Algunos documentos eclesiales de hoy no guardan ninguna relación con las posiciones mantenidas por el Magisterio anterior al Concilio Vaticano II. Por ejemplo, en el documento del Concilio Vaticano II sobre el ecumenismo, Unitatis redintegratio , no hay una sola mención de los dos documentos anteriores que tienen que ver con el movimiento ecuménico y de otras religiones: León XIII, Satis Cognitum y Pío XI Animos Mortalium . El acercamiento al ecumenismo y otras religiones en estos documentos es fundamentalmente diferente del enfoque del documento  Ut Unum Sint  del Papa Juan Pablo II. Aunque el Magisterio actual puede cambiar una enseñanza no infalible del magisterio ordinario, sin embargo, cuando el Magisterio hace un juicio en estos casos, tiene la obligación, debido a las exigencias de la virtud moral de la prudencia de mostrar cómo la enseñanza anterior estaba equivocada o  que ahora se entiende de distinta manera al discutir las dos enseñanzas diferentes. Sin embargo, esto no es lo que ha sucedido. El Magisterio desde el Concilio Vaticano II a menudo hace caso omiso de los documentos anteriores que pueden parecer estar en  oposición a la enseñanza actual, dejando a los fieles la labor de descubrir cómo los dos son compatibles, como por ejemplo en los casos de Mortalium Animos y Ut unum sint . Esto lleva a la confusión y a  luchas internas dentro de la Iglesia, así como a la aparición de enseñanzas contradictorias a la Iglesia anterior, sin explicación o justificación razonada. 

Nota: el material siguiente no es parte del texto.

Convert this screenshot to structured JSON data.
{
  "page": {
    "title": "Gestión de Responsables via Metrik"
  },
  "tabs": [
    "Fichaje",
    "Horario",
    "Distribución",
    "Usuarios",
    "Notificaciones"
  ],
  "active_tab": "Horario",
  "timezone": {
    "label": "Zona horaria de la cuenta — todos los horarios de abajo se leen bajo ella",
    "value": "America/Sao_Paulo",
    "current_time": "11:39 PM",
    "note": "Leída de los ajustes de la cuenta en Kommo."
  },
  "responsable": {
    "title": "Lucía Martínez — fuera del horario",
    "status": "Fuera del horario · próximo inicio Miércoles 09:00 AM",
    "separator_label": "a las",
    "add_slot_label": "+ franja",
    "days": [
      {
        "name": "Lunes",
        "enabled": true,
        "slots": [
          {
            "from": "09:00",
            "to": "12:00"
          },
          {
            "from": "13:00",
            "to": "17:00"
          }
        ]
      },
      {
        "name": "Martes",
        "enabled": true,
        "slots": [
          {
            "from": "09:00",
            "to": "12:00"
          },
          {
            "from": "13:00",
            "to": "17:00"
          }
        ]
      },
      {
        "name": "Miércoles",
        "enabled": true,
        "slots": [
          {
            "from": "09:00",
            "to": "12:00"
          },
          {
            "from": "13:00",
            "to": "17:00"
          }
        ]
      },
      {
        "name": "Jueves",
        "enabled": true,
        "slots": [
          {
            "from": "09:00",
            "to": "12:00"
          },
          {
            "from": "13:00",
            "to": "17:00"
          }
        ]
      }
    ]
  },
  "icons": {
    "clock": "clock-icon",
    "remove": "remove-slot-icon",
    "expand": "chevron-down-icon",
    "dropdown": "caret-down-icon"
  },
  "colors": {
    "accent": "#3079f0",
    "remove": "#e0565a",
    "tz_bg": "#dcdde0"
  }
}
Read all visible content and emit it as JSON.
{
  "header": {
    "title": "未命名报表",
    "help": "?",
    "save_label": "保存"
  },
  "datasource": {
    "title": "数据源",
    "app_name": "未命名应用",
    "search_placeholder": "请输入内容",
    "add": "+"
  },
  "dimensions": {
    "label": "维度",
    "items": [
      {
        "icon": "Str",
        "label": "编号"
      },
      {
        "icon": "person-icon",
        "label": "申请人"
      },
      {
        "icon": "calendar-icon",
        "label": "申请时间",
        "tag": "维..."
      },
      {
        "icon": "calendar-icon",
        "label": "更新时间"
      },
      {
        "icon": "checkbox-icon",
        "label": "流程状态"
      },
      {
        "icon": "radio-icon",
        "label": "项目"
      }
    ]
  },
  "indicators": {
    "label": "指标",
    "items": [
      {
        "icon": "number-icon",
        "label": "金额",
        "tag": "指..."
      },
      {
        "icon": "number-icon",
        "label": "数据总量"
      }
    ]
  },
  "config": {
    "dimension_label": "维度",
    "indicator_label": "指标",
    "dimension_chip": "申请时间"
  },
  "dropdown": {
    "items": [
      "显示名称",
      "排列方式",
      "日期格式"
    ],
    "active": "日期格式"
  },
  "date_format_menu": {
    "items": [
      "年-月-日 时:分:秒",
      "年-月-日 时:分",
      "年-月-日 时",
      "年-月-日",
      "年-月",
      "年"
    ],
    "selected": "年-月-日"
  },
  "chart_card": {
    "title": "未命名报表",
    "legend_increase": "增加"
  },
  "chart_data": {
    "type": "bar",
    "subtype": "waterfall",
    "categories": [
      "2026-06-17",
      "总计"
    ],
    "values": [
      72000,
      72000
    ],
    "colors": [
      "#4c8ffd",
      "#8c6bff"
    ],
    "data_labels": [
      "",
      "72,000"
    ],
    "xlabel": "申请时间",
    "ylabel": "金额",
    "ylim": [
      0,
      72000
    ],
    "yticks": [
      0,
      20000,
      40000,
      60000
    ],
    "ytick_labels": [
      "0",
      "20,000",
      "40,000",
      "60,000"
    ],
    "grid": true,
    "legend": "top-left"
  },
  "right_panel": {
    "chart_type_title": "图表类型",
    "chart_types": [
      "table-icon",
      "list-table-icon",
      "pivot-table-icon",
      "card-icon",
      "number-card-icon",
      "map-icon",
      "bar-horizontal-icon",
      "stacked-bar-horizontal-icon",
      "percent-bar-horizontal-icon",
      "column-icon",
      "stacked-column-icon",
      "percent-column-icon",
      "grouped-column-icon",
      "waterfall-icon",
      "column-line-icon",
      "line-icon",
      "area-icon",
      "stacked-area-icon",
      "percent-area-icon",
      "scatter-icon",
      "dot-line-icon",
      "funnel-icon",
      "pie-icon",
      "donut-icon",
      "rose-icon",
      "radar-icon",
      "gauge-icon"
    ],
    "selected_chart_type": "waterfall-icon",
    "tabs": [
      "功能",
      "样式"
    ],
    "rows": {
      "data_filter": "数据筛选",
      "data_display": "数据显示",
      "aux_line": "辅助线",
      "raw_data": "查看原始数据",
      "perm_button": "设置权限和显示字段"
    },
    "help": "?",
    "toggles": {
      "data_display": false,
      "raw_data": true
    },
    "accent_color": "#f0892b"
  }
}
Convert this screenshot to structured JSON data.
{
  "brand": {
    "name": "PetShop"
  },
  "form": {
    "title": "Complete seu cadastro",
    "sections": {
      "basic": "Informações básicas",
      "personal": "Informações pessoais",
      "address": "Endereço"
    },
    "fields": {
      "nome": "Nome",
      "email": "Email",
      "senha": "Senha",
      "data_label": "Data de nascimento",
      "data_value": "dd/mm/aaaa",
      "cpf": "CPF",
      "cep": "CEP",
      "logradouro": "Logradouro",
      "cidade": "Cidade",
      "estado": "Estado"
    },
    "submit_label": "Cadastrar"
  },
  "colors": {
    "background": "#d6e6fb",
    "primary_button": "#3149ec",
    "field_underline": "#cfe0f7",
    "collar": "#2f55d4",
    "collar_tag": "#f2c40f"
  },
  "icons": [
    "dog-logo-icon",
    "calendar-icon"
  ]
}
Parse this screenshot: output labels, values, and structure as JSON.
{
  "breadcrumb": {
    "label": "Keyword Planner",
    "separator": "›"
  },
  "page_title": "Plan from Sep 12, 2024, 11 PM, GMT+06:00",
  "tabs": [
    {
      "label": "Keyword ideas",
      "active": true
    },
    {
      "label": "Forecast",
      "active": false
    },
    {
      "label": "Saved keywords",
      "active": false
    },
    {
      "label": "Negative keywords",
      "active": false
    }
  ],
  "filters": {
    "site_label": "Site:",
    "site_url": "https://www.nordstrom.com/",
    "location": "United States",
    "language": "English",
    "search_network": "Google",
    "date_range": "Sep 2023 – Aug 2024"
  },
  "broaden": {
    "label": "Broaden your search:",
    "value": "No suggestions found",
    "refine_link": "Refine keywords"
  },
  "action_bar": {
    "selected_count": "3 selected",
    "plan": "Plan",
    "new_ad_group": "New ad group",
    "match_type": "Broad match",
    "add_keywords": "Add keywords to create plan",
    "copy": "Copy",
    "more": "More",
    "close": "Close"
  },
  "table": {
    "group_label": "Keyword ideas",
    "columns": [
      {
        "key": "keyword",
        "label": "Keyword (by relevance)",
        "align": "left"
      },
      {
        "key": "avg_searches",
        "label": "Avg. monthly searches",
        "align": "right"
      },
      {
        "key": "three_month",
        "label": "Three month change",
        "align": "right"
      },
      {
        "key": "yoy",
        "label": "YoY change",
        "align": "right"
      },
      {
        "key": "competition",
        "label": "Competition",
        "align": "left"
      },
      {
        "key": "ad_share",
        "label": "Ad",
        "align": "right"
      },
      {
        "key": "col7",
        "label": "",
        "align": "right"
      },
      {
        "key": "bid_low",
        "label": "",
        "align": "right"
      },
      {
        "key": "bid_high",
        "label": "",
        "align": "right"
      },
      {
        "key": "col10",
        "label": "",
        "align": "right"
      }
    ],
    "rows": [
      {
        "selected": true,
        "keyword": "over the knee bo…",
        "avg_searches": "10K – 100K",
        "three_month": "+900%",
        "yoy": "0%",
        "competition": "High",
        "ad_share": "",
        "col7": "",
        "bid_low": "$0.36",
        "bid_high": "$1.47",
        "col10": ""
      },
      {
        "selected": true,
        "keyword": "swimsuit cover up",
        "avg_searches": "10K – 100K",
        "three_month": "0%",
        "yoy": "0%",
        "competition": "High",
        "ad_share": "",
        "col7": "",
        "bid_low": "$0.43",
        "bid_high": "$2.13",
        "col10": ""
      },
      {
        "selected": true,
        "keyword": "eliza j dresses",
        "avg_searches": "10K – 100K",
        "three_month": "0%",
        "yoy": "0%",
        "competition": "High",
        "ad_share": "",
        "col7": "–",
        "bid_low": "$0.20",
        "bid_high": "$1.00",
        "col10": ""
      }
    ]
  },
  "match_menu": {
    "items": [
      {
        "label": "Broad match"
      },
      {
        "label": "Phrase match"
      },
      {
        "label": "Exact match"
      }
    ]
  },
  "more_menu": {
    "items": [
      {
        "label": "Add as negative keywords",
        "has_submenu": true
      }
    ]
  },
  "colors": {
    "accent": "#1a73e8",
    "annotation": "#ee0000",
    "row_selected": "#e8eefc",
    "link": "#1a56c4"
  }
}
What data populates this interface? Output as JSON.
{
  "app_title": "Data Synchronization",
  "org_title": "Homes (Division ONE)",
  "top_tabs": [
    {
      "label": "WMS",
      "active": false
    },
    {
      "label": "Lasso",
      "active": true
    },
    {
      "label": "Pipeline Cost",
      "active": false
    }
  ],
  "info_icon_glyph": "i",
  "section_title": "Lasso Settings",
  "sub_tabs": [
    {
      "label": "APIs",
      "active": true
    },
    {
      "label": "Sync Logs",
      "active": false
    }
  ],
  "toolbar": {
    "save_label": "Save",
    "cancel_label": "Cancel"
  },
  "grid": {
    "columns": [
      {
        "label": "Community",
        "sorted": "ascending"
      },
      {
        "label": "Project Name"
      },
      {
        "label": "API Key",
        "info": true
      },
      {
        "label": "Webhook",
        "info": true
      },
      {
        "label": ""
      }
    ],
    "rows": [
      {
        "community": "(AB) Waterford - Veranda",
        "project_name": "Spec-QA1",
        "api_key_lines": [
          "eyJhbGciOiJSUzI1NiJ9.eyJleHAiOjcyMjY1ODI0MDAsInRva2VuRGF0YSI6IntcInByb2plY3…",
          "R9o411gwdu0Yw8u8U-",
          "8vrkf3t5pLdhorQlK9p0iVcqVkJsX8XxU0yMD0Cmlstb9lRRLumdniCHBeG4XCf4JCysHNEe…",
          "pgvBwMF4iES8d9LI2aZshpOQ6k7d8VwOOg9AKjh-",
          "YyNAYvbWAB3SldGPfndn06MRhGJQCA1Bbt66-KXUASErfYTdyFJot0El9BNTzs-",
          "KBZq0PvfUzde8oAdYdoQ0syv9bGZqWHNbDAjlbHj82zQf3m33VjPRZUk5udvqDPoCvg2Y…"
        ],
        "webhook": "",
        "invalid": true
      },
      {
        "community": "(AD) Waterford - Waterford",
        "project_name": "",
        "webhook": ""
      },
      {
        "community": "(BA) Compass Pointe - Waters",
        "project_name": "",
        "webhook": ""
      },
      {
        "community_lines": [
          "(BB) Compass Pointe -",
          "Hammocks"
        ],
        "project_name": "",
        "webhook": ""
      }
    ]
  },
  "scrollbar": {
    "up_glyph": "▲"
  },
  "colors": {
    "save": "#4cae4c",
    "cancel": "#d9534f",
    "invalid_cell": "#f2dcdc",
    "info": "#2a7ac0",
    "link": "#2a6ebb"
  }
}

Por otra parte, el problema no es sólo con respecto al magisterio anterior al Concilio Vaticano II, sino  incluso con el Magisterio posterior al Concilio. Por ejemplo, la Congregación para la Doctrina de la Fe (CDF) en 1975 (“Declaración sobre algunas cuestiones de ética sexual”,  tal como se encuentra en la traducción oficial de Inglés del Vaticano por la AP Wanderer, 128 E. 10 ª St., St. Paul, MN 55101) afirma lo siguiente sobre la masturbación: “La razón principal es que, sea cual sea el motivo para actuar de esta manera, el uso deliberado de la facultad sexual fuera de las relaciones conyugales normales contradice esencialmente la finalidad de la facultad.” Esto indica que, independientemente de la intención de uno o el motivo, el acto es en sí mismo un acto gravemente inmoral. Luego, en el Catecismo de la Iglesia Católica,  se da una definición que parece admitir que diferentes intenciones modifiquen el acto en el sentido de  si es malo o no: “Masturbationis nomine intelligere oportet voluntarium organorum genitalium excitationem, ad obtinendam ex ea veneream voluptatem” (“por el nombre de la masturbación se debe entender la excitación voluntaria de los órganos genitales para obtener placer venéreo”). La última parte de la definición por lo tanto incluye en el acto de la masturbación la finalidad – “de obtener placer venéreo”. Esto parece contradecir la enseñanza anterior de la Iglesia, así como la enseñanza de la FCD. Si uno no lo hace por el bien de placer, ¿significa eso que no es masturbación? Por ejemplo, si uno comete este acto por el bien  de la fertilidad, ¿eso lo justifica? Se puede rectificar la situación con el argumento de que cuando se hace por el bien de placer es masturbación, pero la definición real es la que la Iglesia ha sostenido siempre. Es evidente, sin embargo, que este ejemplo es un testimonio de la forma descuidada con que el Magisterio  ha convertido su expresión teológica.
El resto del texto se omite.